2/6 gill Dry Gin (1 1/3 oz Damrak)
1/6 gill Calvados (2/3 oz Boulard VSOP)
2 dash Grenadine (1/2 oz)
1 tsp Lemon Juice (1/2 oz)

Shake with ice and strain into a cocktail glass; I added a lemon twist.

Two Saturdays ago, I considered the history of the French 75 that I had read in a Difford's Guide article. Before the drink landed on the gin (or Cognac), lemon, sugar, and Champagne number, the World War I-era French 75mm field artillery gun, it had a few non-carbonated precursors. The earliest was the Soixante-Quinze created at Harry's Bar that made a 1915 newspaper article and later appeared as the "75" Cocktail in Robert Vermeire's 1922 Cocktails: How to Mix Them book as above (with different proportions as the 1915 recipe). It was not until Judge Jr.'s 1927 Here's How book during Prohibition that sparkling wine was penned down on paper. While Judge pointed out that if you build the recipe with club soda instead, the mix becomes a Tom Collins, the literature makes me doubt the history that the libation began as a Tom Collins when British soldiers were trying to make do with what they could scrounge up.

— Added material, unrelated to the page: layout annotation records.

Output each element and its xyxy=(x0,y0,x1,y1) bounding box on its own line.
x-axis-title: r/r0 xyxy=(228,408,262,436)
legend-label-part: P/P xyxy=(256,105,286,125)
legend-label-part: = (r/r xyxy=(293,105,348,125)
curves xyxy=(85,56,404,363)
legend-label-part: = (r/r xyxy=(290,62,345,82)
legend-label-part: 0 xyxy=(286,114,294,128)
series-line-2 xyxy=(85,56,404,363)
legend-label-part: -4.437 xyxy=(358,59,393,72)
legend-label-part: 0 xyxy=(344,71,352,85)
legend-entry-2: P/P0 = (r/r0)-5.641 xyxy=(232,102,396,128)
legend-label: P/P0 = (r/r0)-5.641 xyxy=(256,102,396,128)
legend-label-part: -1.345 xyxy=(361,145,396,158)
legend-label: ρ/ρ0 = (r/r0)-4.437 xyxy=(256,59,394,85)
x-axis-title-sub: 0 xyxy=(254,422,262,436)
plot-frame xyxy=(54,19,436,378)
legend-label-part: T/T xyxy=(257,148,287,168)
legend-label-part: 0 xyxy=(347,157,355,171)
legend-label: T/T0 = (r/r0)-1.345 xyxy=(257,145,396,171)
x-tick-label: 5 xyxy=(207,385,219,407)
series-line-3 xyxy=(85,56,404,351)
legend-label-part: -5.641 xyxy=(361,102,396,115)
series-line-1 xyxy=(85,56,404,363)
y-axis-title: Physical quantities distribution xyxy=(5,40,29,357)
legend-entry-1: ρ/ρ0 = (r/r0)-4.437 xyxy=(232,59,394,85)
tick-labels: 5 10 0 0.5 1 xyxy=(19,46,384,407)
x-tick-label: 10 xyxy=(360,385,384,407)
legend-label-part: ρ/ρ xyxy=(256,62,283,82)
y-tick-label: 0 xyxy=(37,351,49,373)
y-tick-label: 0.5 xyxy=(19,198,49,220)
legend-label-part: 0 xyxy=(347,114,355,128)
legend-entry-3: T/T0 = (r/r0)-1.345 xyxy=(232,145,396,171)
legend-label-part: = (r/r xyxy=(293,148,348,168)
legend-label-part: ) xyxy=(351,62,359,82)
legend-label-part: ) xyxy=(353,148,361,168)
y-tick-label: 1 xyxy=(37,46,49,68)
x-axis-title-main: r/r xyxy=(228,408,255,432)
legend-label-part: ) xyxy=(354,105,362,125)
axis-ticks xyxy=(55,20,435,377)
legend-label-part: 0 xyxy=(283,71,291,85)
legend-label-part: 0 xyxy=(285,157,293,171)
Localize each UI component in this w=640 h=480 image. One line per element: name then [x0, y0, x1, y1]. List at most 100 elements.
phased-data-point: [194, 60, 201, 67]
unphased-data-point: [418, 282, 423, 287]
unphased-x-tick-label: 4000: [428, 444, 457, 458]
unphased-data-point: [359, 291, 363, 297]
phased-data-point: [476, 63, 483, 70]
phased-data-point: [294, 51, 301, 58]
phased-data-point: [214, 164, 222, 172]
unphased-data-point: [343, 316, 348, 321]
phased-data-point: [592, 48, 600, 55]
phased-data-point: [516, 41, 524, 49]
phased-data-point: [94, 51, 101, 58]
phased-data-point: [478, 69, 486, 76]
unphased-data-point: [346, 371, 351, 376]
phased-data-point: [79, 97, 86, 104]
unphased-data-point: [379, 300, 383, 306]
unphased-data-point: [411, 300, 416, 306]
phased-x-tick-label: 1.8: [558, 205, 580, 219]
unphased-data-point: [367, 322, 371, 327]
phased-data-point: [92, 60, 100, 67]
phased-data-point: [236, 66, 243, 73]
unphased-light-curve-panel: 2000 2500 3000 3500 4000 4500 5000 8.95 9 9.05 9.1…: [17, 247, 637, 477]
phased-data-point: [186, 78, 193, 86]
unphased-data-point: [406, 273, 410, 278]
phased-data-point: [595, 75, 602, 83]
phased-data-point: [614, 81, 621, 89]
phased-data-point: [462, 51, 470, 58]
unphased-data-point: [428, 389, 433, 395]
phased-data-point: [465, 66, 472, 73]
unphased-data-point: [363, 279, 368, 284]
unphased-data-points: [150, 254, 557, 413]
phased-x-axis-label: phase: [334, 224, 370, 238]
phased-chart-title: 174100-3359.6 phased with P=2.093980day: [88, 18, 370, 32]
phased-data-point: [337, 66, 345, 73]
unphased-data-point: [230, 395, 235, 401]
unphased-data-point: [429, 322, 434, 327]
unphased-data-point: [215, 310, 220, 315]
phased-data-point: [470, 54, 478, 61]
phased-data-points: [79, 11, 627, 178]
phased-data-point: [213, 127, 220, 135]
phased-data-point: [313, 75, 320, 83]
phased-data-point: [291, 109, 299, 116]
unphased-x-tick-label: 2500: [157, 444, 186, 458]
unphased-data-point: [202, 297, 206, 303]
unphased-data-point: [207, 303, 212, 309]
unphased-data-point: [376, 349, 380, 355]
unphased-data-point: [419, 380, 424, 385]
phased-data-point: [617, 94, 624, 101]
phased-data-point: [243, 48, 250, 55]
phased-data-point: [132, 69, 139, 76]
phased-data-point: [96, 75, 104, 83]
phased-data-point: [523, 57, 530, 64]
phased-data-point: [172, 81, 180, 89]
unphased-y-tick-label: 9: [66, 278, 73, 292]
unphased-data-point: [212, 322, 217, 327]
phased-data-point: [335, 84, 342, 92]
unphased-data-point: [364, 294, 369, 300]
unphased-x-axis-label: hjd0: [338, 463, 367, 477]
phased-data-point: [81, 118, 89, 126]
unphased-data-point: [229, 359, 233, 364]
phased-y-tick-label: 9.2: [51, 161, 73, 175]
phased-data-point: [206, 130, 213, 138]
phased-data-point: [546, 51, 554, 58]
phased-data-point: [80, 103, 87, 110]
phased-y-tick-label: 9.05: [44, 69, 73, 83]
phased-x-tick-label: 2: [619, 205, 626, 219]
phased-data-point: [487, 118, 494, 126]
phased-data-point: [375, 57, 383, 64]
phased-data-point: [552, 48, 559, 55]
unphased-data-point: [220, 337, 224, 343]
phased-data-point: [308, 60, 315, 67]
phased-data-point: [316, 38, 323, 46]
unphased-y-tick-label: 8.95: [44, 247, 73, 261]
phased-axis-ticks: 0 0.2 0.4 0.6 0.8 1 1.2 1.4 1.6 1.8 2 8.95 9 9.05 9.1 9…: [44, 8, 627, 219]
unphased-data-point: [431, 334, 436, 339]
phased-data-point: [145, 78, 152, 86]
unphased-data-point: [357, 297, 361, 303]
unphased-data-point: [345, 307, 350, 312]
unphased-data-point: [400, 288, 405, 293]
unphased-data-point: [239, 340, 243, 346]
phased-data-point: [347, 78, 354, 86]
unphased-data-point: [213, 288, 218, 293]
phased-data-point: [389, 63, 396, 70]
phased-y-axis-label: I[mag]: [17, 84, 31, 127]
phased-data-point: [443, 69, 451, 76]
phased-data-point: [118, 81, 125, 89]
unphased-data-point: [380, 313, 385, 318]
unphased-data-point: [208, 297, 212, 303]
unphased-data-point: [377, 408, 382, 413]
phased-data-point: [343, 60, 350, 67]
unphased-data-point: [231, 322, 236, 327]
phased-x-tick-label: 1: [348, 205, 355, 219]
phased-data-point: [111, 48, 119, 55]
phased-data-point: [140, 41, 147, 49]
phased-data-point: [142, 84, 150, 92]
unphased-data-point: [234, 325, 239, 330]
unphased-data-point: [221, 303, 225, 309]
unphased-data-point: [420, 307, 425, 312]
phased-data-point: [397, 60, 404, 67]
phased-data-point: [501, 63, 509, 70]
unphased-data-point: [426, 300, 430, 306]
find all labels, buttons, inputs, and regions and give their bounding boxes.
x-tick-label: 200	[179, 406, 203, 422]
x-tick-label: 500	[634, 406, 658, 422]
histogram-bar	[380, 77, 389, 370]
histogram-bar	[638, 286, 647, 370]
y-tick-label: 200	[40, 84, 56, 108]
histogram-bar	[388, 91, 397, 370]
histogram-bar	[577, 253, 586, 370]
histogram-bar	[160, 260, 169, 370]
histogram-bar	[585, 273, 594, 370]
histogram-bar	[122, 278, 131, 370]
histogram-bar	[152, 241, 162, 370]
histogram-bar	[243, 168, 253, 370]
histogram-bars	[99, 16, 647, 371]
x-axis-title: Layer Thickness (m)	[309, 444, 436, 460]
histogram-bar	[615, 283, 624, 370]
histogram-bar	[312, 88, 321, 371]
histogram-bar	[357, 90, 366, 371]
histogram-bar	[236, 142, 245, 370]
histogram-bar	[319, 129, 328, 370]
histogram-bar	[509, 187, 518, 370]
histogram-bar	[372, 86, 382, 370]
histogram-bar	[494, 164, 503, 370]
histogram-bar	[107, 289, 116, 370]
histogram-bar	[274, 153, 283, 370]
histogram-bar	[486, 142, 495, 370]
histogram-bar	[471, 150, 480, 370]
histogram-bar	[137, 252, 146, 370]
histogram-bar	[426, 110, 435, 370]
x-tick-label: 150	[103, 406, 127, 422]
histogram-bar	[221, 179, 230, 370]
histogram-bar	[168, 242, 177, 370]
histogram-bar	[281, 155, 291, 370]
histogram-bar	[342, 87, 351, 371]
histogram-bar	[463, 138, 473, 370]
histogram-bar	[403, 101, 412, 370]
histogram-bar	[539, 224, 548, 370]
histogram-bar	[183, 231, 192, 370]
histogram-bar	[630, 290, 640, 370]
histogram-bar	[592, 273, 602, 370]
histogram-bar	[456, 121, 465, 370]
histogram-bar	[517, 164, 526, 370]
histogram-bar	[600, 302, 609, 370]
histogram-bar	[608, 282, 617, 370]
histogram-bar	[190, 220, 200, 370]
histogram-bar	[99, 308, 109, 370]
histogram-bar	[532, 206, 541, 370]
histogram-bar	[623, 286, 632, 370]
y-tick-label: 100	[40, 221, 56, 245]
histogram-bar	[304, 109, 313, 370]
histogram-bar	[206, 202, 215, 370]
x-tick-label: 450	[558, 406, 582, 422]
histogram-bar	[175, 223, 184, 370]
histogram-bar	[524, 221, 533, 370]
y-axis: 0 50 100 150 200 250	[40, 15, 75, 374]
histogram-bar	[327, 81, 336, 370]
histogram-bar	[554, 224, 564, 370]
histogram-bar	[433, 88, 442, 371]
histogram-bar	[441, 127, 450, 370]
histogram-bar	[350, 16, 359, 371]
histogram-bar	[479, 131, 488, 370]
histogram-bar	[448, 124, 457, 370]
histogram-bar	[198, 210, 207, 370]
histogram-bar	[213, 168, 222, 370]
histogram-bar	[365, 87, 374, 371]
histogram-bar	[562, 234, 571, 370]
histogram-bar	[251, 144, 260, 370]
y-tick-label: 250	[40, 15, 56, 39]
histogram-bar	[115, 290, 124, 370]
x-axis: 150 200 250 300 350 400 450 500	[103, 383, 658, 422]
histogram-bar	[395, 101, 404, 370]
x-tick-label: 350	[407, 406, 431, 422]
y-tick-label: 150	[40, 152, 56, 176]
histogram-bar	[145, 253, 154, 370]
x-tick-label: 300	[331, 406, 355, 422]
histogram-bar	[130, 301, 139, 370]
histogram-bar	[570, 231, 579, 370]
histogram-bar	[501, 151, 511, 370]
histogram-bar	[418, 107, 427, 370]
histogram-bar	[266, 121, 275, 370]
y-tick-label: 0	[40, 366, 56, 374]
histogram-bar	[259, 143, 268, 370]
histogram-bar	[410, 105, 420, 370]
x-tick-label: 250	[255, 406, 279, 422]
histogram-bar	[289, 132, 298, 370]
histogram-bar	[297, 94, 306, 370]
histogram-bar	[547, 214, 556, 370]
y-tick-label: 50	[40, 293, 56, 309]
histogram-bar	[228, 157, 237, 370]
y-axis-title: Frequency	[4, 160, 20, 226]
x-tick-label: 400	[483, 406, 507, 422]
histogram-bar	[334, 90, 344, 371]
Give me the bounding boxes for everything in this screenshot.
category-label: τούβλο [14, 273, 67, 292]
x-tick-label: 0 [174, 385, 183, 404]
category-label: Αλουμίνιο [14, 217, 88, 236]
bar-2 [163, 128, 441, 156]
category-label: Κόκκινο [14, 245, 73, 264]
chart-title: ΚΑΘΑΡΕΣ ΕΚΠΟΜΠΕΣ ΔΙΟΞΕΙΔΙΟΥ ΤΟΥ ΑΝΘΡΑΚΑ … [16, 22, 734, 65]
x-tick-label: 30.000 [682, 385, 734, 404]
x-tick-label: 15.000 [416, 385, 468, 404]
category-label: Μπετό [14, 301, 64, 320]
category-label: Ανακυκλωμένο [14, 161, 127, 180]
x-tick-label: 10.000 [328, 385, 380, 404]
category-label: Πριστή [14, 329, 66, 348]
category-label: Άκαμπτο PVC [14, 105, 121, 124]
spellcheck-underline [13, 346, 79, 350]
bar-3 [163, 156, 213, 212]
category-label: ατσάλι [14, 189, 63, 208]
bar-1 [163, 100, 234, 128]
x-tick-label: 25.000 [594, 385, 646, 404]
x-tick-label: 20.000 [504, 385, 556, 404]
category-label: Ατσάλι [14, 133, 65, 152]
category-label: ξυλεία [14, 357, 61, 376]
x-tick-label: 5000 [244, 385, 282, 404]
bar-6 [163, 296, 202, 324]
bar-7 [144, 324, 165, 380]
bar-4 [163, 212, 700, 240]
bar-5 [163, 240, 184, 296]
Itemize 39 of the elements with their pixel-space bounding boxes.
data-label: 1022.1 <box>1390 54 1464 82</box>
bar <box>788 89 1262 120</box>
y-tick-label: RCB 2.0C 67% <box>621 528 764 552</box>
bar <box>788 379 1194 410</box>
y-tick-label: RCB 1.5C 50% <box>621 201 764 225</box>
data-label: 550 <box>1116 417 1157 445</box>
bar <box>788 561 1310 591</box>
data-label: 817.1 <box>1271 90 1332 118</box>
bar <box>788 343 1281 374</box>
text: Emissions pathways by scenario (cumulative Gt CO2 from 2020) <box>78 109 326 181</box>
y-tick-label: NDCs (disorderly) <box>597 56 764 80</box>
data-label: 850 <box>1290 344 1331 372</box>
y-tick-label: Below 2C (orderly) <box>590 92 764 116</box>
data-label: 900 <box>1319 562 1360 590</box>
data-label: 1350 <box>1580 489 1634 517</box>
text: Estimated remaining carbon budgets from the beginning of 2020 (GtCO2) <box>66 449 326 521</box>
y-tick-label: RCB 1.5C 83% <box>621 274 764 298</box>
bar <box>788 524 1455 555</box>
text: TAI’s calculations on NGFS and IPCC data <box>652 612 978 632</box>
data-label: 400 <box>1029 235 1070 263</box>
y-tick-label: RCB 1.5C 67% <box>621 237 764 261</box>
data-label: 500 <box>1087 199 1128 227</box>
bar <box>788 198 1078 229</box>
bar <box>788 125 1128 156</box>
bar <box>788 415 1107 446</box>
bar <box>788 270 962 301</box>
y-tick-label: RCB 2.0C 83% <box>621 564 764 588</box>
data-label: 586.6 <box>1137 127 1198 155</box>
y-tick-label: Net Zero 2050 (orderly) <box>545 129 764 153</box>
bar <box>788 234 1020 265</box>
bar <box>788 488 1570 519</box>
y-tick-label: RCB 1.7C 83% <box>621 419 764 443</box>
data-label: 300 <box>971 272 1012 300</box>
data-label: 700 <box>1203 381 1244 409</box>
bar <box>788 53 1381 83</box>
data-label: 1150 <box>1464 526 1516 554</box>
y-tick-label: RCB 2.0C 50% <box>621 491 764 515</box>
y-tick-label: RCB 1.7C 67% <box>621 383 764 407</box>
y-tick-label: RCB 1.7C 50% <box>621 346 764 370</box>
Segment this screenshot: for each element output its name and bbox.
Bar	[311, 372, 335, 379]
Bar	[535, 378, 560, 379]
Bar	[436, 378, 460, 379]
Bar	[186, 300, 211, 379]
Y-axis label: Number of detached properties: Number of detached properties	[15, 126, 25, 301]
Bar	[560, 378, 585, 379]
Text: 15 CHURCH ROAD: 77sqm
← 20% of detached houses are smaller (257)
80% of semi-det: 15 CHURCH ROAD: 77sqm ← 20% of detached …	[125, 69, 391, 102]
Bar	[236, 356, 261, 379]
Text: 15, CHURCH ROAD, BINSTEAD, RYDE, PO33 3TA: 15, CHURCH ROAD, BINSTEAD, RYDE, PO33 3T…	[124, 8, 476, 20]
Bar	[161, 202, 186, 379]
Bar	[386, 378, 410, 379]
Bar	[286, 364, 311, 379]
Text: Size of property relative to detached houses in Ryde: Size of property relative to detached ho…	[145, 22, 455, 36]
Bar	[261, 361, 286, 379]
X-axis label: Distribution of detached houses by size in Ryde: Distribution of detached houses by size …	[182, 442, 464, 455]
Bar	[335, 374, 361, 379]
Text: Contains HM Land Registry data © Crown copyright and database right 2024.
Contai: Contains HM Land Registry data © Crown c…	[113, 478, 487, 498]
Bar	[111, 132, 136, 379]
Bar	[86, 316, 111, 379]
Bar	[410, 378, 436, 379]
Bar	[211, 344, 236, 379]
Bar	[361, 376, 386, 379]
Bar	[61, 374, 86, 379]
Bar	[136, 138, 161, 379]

Vermeire's recipe provided the history of, "This cocktail was very well appreciated in Paris during the war. It has been called after the famous light French field gun, and was introduced by Henry [Tépé] of Henry's Bar fame in Paris." Overall, the combination was akin to a Pink Lady sans egg white and thus reminiscent of a Jack Rose as well as the Blue Skies (a drink I was served at a local bar that was perhaps culled from the literature). In the glass, the "75" Cocktail proffered a lemon, apple, and berry nose that led into a crisp berry sip. Next, apple and the gin's juniper and other botanical notes joined forces on the swallow.